Ao direcionar meus olhos para o lado, avistei Austin e sua bandeja no lugar que até então estava vazio.

— Posso me sentar com você? — Perguntou mais como uma afirmação.

— Você não precisa fazer isso. — Neguei.

— Isso o que? — Perguntou e suas sobrancelhas se uniram em confusão.

Revirei os olhos e voltei a encara-lo.

— Eu irei te dar aulas, isso não significa que tenha alguma outra obrigação comigo. — Avisei. — Estou bem assim.

Austin enfiou uma garfada de purê em sua boca e dessa vez ele quem revirou os olhos.

— Não estou aqui porque me sinto obrigado. — Revelou.

Olhando discretamente pelo refeitório, percebi os olhares de seus melhores amigos e dos populares em nossa mesa. Com certeza ninguém estava entendendo o fato dele estar ali.

Senti vontade de expulsa-lo. Essa era a minha realidade. Apesar de amá-lo, não gostava da atenção que estávamos chamando.

Durante o almoço um tanto desconfortável, Austin talvez tenha tentado se enturmar comigo — ato que sou péssima quando se trata de fazer novos amigos — e ficou falando sobre suas dificuldades na matéria que o ajudaria.

— Você precisa procurar entender a matéria. — Revelei. — Quanto mais afastado estiver, mais dificuldades irá encontrar.

Ele sorriu forçado e me senti aliviada quando o sinal tocou para nós retirarmos.

Ficar muito próxima dele me causava sensações diferentes. Sentia minhas mãos passarem a tremer aos poucos e suarem.

Eu poderia ser um pouco mais corajosa e aproveitar o momento e me aproximar de verdade. Quem sabe tentar conquista-lo.

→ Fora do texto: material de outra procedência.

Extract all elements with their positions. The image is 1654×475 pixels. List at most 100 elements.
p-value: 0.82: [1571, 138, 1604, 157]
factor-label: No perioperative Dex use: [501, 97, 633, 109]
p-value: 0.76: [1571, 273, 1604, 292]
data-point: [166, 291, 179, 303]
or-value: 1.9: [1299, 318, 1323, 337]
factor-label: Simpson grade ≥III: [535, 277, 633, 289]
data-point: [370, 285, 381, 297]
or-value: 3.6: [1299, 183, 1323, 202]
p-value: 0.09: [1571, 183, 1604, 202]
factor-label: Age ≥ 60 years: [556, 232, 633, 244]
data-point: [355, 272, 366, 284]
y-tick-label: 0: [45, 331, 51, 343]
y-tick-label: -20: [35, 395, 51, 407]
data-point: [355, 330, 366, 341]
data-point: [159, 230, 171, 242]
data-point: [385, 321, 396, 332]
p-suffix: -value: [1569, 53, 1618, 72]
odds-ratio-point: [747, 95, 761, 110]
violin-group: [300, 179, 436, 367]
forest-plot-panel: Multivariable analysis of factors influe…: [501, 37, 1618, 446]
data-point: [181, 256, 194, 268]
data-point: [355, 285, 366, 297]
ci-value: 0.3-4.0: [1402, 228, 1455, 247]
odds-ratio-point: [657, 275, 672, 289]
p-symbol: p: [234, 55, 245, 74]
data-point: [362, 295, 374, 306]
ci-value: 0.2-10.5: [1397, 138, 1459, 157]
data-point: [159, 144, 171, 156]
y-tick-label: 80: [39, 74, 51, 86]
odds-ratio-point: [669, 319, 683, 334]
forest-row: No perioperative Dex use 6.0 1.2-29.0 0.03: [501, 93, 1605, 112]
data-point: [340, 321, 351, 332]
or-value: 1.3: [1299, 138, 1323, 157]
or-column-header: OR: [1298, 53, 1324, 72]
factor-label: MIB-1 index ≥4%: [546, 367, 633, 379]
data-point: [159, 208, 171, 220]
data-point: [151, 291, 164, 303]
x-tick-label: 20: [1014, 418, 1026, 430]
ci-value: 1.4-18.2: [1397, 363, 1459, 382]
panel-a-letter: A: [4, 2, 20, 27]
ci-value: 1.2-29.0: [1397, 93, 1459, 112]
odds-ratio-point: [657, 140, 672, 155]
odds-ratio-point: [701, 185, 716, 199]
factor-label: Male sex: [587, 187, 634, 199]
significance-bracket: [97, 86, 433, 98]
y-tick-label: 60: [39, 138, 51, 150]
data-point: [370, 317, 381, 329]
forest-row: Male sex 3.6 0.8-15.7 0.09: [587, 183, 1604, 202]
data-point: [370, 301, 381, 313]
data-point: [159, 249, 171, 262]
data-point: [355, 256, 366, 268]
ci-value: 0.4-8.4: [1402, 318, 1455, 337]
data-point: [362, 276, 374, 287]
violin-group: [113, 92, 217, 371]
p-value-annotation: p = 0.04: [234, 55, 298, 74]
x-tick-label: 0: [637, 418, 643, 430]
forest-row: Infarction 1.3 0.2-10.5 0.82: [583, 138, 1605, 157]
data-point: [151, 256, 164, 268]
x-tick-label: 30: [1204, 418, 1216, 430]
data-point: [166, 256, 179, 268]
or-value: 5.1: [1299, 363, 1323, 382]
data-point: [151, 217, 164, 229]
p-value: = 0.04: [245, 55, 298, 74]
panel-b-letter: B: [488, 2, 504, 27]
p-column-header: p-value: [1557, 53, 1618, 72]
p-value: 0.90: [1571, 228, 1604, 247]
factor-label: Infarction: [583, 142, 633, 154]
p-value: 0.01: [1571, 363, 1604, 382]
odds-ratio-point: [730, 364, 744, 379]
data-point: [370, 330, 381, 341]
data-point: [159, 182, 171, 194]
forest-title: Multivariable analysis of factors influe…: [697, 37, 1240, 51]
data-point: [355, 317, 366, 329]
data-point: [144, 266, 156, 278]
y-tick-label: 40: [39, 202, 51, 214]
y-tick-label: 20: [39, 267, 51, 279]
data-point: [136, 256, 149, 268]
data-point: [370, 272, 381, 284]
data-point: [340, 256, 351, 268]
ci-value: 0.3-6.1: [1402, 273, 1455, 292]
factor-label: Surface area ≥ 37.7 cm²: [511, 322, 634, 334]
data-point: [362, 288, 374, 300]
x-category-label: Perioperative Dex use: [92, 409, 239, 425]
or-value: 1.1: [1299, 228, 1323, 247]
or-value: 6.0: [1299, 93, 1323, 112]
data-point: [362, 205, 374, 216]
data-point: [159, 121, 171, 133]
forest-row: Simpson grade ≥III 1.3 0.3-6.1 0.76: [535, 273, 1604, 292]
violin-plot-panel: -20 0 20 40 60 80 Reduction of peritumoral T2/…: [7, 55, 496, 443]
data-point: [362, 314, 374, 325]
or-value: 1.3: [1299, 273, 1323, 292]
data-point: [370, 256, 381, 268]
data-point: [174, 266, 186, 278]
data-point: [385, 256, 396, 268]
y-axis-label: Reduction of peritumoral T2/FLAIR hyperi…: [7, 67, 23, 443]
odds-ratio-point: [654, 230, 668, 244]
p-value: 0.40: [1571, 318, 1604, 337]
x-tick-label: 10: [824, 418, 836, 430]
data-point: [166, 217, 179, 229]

Quase correndo. Essa era uma boa descrição quando o fim da aula chegou e sai pela sala como um furacão, quase arrastando a minha própria mesa com a velocidade.

Sentia olhares para mim e aquilo estava acabando comigo. Quando cheguei em casa, deixando as mãos sobre os joelhos e respirando fundo por conta da mini corrida até ali, agradeci por nenhum aluno de lá morar na minha rua.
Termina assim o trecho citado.